Que fait Saraha, en réalité ? C'est une science secrète. Pendant des mois et des mois d'affilée, il reste avec la femme et l'observe. Le tantrika regarde sa compagne, il médite sur son corps, il regarde et examine tout ce qu'il veut. Si les seins l'intéressent, il les regarde et s'absorbe dans cette contemplation. Il doit s'en libérer. Or, la seule façon de se dégager de la forme est de la connaître si totalement qu'elle perd tout attrait.
Ce qui se passe est à l'extrême opposé de ce que les calomniateurs propagent. Saraha est en route vers l'au-delà -jamais plus il ne désirera dévêtir une femme, ni en acte ni en pensée ni en rêve. L'obsession l'aura quitté.
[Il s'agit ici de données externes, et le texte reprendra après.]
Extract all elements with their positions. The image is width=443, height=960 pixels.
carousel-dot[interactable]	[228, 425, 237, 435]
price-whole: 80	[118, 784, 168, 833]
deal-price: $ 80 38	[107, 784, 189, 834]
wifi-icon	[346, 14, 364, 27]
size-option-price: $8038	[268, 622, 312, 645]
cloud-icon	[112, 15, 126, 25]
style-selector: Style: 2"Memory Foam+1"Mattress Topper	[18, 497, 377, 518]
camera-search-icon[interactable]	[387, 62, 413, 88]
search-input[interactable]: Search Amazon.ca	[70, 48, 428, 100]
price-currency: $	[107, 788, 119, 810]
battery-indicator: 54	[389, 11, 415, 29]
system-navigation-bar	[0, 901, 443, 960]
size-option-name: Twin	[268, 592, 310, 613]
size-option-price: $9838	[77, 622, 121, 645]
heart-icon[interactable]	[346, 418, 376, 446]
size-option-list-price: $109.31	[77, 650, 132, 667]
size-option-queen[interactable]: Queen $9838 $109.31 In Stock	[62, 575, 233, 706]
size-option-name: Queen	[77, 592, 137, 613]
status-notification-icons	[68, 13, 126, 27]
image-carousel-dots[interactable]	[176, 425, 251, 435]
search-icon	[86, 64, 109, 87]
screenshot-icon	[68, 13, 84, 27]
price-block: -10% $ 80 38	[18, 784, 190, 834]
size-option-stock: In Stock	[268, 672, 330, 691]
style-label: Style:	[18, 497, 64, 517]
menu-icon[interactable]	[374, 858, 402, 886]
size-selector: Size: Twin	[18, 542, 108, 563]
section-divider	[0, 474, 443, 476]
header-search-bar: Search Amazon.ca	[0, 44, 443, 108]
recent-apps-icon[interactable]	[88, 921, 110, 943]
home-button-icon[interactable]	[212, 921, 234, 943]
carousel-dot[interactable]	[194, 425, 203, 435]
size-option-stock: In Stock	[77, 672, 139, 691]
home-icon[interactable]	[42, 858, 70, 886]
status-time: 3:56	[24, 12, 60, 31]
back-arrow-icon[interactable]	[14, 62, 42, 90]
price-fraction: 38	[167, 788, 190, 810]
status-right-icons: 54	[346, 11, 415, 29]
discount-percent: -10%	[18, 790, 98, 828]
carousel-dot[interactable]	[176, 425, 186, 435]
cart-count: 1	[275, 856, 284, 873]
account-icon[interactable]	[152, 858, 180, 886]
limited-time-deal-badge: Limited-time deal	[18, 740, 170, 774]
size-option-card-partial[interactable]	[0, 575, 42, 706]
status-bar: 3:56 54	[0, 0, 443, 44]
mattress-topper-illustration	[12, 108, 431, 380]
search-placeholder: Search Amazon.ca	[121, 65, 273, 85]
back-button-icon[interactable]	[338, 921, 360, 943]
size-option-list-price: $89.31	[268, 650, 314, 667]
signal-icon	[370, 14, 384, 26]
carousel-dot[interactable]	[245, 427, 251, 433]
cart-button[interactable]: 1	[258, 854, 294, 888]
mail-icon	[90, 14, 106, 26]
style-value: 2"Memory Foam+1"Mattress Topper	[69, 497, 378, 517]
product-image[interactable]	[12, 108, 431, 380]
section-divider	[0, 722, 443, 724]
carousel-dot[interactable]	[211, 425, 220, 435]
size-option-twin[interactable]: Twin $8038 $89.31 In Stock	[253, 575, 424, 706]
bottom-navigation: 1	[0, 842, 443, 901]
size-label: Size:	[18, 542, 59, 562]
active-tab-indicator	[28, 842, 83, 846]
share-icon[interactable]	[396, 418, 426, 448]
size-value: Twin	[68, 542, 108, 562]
Mais que sait la foule de tout cela ? Ignorante, inconsciente, elle parle, elle déblatère ...
Bien que la spontanéité embrasse tout et soit proche,
pour l'égaré elle reste toujours lointaine.
Les rivières, bien que nombreuses, sont une dans la mer.
Les mensonges, bien que nombreux, seront tous conquis par une vérité.
Lorsqu'un seul soleil apparaît, l'obscurité,
quelle que soit sa profondeur, s'évanouit.
Saraha dit : « Regarde-moi, le soleil s'est levé. Je sais que l'obscurité en toi, quelle que soit son opacité, s'évanouira. Regarde-moi ... La vérité est née en moi ! Qu'importe si tu es plein de mensonges à mon sujet, une seule vérité les chassera tous »
Les rivières, bien que nombreuses, sont une dans la mer.
Approchez. Que votre rivière se déverse dans mon océan ; vous goûterez ma saveur.
Les mensonges, bien que nombreux, seront tous conquis par une vérité.
La vérité est nue, les mensonges sont nombreux, seuls les mensonges peuvent être nombreux -la vérité est une. La santé est une, les maladies sont nombreuses. Une seule santé ... et toutes les maladies sont vaincues. Une seule vérité ... et tous les mensonges sont balayés.
Lorsqu'un seul soleil apparaît, l'obscurité,
quelle que soit sa profondeur, s'évanouit.
Par ces quatre versets, Saraha invite le roi à entrer dans son être profond, intérieur. Il a ouvert son coeur. Il dit : Je ne suis pas là pour te convaincre logiquement. Je suis là pour te convaincre existentiellement ! Je ne te fournirai aucune preuve, je ne dirai rien pour me défendre ou pour me justifier. Mon coeurr est ouvert –entre ! Tu verras ce qui s'est passé ... la spontanéité, le divin, la vérité est tellement proche de toi. Le soleil s'est levé. Ouvre les yeux !
Retenez ceci : le mystique ne dispose d'aucune preuve. Par la nature des choses, les preuves sont impossibles. Lui-même est la preuve, la seule. Il vous offre son coeur.
Réfléchissez profondément à ces versets de Saraha. Chacun d'eux peut faire éclore une fleur en vous. J'espère que ces quarante versets deviendront quarante. fleurs, comme ce fut le cas dans le coeur du roi. Le roi fut libéré - vous pouvez l'être, vous aussi. Saraha a touché la cible. Vous pouvez le faire, vous aussi. Vous pouvez devenir un Saraha -celui qui a décoché la flèche.